Limits of gnucash

[Mike or Penny Novack]

On 1/10/2017 8:16 PM, AC wrote:
> On 2017-01-10 13:01, Mike or Penny Novack wrote:

>> A GOOD encryption algorithm would result in data that was not
>> compressible (or barely so). The compressibility of data is inversely
>> related to its randomness. Random data is not compressible at all.
>> Encrypted data will be at least pseudo-random.
> Almost.  This would apply to compression using data from within a single
> file to generate the compression table.  However, when using a
> system-wide compression algorithm, encryption does not affect
> compression efficiency that much.  The reason is that the algorithm has
> the ability to pull from many files across the entire system where the
> chances of repeated sequences is greater.  Note that this does not
> necessarily mean that the repeated sequences represent the same clear
> text, that depends on the specific encryption algorithm.
Oh dear. Look, this is really for the computer science folks among us, 
and I am not really one of those since I never went back for that 
degree. Doesn't mean that I didn't keep up.
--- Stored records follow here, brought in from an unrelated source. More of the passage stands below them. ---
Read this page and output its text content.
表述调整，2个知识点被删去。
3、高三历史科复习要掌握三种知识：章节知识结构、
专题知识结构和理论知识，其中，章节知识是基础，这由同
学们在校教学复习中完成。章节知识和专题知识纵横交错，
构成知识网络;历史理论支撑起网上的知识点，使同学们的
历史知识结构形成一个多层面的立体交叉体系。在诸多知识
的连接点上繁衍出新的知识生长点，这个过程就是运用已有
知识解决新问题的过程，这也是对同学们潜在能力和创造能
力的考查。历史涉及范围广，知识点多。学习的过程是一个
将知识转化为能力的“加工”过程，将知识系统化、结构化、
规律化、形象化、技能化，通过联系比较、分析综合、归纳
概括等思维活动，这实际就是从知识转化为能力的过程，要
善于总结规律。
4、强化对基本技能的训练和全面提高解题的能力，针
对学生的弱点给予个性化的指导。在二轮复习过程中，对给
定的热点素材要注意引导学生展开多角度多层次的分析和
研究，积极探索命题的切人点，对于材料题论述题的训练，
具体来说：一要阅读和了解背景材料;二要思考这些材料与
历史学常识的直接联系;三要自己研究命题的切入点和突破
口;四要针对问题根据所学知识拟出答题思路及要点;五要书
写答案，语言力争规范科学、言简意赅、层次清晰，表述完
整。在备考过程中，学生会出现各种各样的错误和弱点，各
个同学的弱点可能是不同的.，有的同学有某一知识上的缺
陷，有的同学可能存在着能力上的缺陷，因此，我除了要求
And when self learning C, 
chose as my "case problem" a direct from definition finite 
implementation of LZ2 (2nd Lempel-Zev universal compression algorithm). 
Finite because the theoretical definition has no cut off on length of 
string matched and I was using 64K to keep the size of the dictionary 
finite*. Back in my working days, one of the things I was responsible to 
maintain was a CUSTOM compression routine << by having "knowledge" of 
the data being compressed, could do a FAR better job of compression than 
any general purpose compression routine >>

YES, the larger the amount of data, the more likely multiple matches for 
any given string. But that only helps (making the data compressible) if 
MORE likely than in that amount of random data. That's why I said a GOOD 
encryption algorithm. If an encryption algorithm does not have the 
property that its output (the encrypted data) has a distribution that 
appears random, it would be crackable based on the repeated patterns.

Michael

* But that also made my design problem more interesting, since I had to 
include processes to keep updating the the dictionary to remove the 
least recently used when adding new strings. Infinite LZ2 is provably 
"perfect" while my finite version would take infinitely compressible 
data (say an infinite string of a single character) down to 3/64K of its 
size.